En novembre 1811 la bibliothèque installée dans l'ancienne église des Carmes avait été ouverte au public.

Morlanne avait donné des cours d'accouchement aux Trinitaires, dans un bâtiment contigu à l'ancienne église des Carmes. Au départ de Morlanne, une école s'y était installée.

Fondée en 1821 la société des sciences médicales de la Moselle se réunissait aux Carmes et y avait installé sa bibliothèque.

Collection D. MahutInstallation en 1839 à la bibliothèque, d'un musée de tableaux et d'œuvres d'art, la ville ayant acheté de nombreux tableaux dans le courant des années suivantes.

Actuellement c'est le musée de la Cour d'Or qui occupe ces lieux chargés d'histoire.
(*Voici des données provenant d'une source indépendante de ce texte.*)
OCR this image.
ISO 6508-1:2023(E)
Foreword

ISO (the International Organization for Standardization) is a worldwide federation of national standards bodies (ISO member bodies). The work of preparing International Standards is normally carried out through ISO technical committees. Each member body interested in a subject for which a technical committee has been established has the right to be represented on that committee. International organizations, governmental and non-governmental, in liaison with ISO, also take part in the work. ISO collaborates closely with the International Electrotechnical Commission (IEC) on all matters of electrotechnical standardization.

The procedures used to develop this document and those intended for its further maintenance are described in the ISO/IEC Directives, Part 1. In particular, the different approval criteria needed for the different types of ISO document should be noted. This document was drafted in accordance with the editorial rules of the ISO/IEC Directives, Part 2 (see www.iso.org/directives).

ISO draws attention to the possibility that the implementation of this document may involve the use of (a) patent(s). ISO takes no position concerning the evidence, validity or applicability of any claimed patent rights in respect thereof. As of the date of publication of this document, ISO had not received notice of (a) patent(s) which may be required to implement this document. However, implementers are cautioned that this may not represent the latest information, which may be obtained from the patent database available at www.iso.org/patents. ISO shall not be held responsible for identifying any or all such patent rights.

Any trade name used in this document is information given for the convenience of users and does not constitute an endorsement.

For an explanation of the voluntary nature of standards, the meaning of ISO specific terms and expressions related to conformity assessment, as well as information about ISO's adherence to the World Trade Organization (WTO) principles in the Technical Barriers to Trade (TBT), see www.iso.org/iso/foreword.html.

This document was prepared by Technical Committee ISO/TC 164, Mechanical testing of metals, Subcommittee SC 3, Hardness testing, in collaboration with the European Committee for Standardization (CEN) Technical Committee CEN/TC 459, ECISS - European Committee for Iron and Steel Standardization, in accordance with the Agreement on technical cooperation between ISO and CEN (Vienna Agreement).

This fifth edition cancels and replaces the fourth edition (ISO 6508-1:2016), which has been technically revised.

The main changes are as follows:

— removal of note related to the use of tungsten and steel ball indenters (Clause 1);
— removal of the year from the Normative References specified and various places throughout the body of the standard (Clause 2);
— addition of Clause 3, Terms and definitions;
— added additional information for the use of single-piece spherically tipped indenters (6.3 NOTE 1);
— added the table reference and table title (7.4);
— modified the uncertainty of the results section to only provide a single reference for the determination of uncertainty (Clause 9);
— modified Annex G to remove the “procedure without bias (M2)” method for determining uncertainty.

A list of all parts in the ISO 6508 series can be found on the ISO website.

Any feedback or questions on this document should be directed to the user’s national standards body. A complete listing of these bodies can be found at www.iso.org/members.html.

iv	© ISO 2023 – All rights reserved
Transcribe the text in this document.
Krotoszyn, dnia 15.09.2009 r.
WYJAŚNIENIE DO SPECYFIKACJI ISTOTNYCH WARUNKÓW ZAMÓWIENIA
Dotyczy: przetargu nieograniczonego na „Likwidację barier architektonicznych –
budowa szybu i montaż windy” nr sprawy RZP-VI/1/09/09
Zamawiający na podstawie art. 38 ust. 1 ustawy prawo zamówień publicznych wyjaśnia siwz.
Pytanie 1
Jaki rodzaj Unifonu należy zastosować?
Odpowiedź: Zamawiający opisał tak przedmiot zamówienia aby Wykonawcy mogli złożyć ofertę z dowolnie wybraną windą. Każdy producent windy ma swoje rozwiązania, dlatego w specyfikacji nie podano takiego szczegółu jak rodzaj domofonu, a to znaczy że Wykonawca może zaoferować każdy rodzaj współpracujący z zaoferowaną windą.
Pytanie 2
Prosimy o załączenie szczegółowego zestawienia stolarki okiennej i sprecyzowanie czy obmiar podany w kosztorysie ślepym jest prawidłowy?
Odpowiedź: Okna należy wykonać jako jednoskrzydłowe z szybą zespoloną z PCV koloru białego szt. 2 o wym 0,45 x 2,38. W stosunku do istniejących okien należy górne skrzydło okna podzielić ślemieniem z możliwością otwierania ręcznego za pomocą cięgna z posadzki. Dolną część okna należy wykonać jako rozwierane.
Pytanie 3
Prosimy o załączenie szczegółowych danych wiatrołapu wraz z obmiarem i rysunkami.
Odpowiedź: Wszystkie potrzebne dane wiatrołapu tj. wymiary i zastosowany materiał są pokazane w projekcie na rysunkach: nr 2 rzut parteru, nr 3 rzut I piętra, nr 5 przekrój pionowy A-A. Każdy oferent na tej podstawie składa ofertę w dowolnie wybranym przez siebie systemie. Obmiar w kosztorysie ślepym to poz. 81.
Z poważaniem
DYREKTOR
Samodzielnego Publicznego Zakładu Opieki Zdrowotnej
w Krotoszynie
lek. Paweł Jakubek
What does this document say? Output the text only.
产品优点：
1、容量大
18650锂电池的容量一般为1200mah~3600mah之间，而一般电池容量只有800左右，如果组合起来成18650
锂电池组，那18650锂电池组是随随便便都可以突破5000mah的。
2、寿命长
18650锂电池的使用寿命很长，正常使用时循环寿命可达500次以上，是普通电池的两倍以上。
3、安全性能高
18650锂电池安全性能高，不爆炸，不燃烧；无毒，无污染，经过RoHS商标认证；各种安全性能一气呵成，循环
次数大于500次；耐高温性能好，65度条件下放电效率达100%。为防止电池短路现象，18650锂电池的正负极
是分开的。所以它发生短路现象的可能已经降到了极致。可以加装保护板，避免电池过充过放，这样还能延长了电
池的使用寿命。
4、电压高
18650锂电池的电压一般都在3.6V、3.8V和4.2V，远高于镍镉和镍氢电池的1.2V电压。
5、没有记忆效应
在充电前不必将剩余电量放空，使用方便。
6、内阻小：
En 1755 le sol de la rue avait été abaissé pour diminuer la pente des rues du Haut Poirier (actuelle rue du chanoine Collin), de Chèvremont, ainsi que celle des Carmes Déchaussés.

L'abaissement commençait à partir du niveau de la rue des Trinitaires vis à vis de Sainte Élisabeth.

Le parvis et la rampe d'entrée de l'église des Carmes démolis avaient mis à jour de larges murailles romaines.

Avant 1755 la rue des Carmes ainsi que le parvis de l'église se situait au niveau du vestibule qui communiquait avec tout le bâtiment.

Lors de la construction d'un mur du couvent de la Visitation en 1838, un éboulement avait causé la mort de cinq ouvriers

En 1868 la ville avait créé une fontaine publique sur la place face à la bibliothèque avec une plantation d'arbres le long de la façade de la Visitation

La rue avait été élargie en 1899 au niveau de la rue du Haut Poirier (aujourd'hui rue Chanoine Collin) pour faciliter la circulation des voitures.

A l'angle de la rue du Haut Poirier et de la place Sainte Croix se trouvent sous une maison d'habitation les caves appelés caves Sainte Croix dans lesquelles ont parfois lieu des expositions.




Année 1936

N° 2 Bibliothèque et musée, n° 4 Sapeurs Pompiers.